Created by Miguel Ángel Fernández Gutiérrez (https://mianfg.me/)

Markdown is one of the most popular and useful markup languages in computer science, as it allows to write stylized notes fastly and comfortably.

On the other hand, LaTeX is another text composition system, way more complex and slow to use. Inserting things as fundamental as bold, italics or lists can be tedious in some occasions.

md2tex is a solution when we want to write stylized text in LaTeX fastly, as it converts Markdown text to LaTeX.

Getting started

Prerequisites

This program only requires a C compiler. In order to automatically construct all the necessary dependencies, you can use the make tool

Execution

Use the provided makefile, by doing:

$> make

You will get the compiled file md2tex, that you can execute on the test Markdown file example.md:

$> ./md2tex example.md

Check and compare the files example.md and the recently generated example_md2tex.tex.

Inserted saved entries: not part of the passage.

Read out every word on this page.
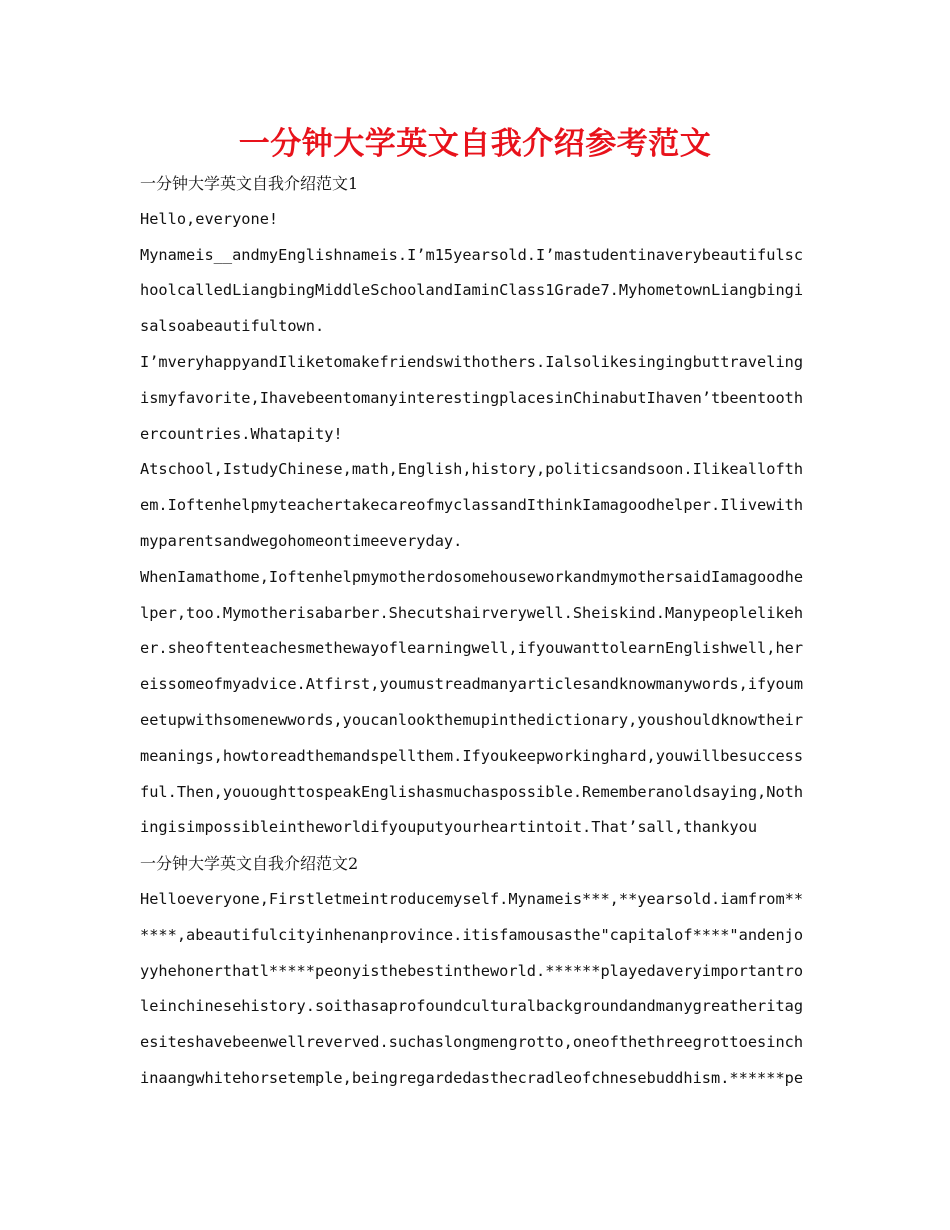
一分钟大学英文自我介绍参考范文

一分钟大学英文自我介绍范文1

Hello,everyone!

Mynameis__andmyEnglishnameis.I’m15yearsold.I’mastudentinaverybeautifulschoolcalledLiangbingMiddleSchoolandIaminClass1Grade7.MyhometownLiangbingisalsoabeautifultown.

I’mveryhappyandIliketomakefriendswithothers.Ialsolikesingingbuttravelingismyfavorite,IhavebeentomanyinterestingplacesinChinabutIhaven’tbeentoothercountries.Whatapity!

Atschool,IstudyChinese,math,English,history,politicsandsoon.Ilikeallofthem.IoftenhelpmyteachertakecareofmyclassandIthinkIamagoodhelper.Ilivewithmyparentsandwegohomeontimeeveryday.

WhenIamathome,IoftenhelpmymotherdosomehouseworkandmymothersaidIamagoodhelper,too.Mymotherisabarber.Shecutshairverywell.Sheiskind.Manypeoplelikeher.sheoftenteachesmethewayoflearningwell,ifyouwanttolearnEnglishwell,hereissomeofmyadvice.Atfirst,youmustreadmanyarticlesandknowmanywords,ifyoumeetupwithsomenewwords,youcanlookthemupinthedictionary,youshouldknowtheirmeanings,howtoreadthemandspellthem.Ifyoukeepworkinghard,youwillbesuccessful.Then,yououghttospeakEnglishasmuchaspossible.Rememberanoldsaying,Nothingisimpossibleintheworldifyouputyourheartintoit.That’sall,thankyou

一分钟大学英文自我介绍范文2

Helloeveryone,Firstletmeintroducemyself.Mynameis***,**yearsold.iamfrom******,abeautifulcityinhenanprovince.itisfamousasthe"capitalof****"andenjoyyhehonerthatl*****peonyisthebestintheworld.******playedaveryimportantroleinchinesehistory.soithasaprofoundculturalbackgroundandmanygreatheritagesiteshavebeenwellreverved.suchaslongmengrotto,oneofthethreegrottoesinchinaangwhitehorsetemple,beingregardedasthecradleofchnesebuddhism.******pe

You can check out the translation phases by doing:

$> ./md2tex example.md --preserve

Translator specs

md2tex offers the following functionalities:

  • Translation. It is able to translate text in Markdown according to the GSM specification (see GitHub-flavored Markdown down below) to text in LaTeX. It supports the following Markdown categories (and an extra one 😉):
    • HTML (HTML). The translator will leave HTML text as-is.
    • Headers (h1-h6) (HEADER). Including setext headers.
    • Horizontal line (LINE).
    • Images (IMAGE). Inserts images and image footers.
    • Tables (TABLE). Inserts tables, with the following features:
      • Alignment. Inserting : to the left or right of the table separators the alignment of each column can be specified (as stated in GFM).
      • Dynamic adjusting. In case the number of columns of each row is different, md2tex will fill the row with empty columns, until it reaches the maximum number of columns of the table, in order to avoid rendering errors in LaTeX.
    • Itemize lists (LIST).
    • Enumerate lists (LIST). Allowing the following additional features:
      • Smart start. In case the enumerated lists starts in 1, no additional LaTeX directives will be included. If it starts with a number greater than 1, an additional LaTeX directive will be added indicating that the list will start with that number.
      • Automatic disarrangement fixing. The translator is able to understand the list ordering, including extra directives in \item only for the elements that do not follow the list order.
    • Blockquotes (BLOCKQUOTE).
    • Indentation (INDENT).
    • Code blocks (CODEBLOCK). Supporting syntax highlighting (the language specified for the Markdown block will be inserted upon translation).
    • Styling (STYLE) with bold, italics, both, strikethrough and inline code.
    • Links (LINK). Saving text and URL in translation.
    • Escaping. Allows the insertion of an inverted bar \ before characters that can lead to unwanted behaviour.
    • Verbatim (VERBATIM). The code inserted between $$ will be translated as-is, deleting the surrounding $$. This is useful, for example, if we want to introduce direct LaTeX commands in Markdown.
  • LaTeX commands customization. As most users have a personalized set of commands used for the elements specified above, md2tex uses a C header file, called latexcommands.h, that is modifiable by the user. The file is exhaustively docummented to ease the substitution of the default commands by the ones the user wants.

About translation

Because of dependencies between different Markdown commands, and the nesting possibility, the translation is executed using four phases:

  1. Escaping I. Substitutes the escaped characters to safe strings that cannot be interpreted as commands.
  2. Blocks. Substitutes the main blocks.
  3. Styling. Substitutes the styling commands.
  4. Escaping II. Substitutes the escaped strings with the original strings.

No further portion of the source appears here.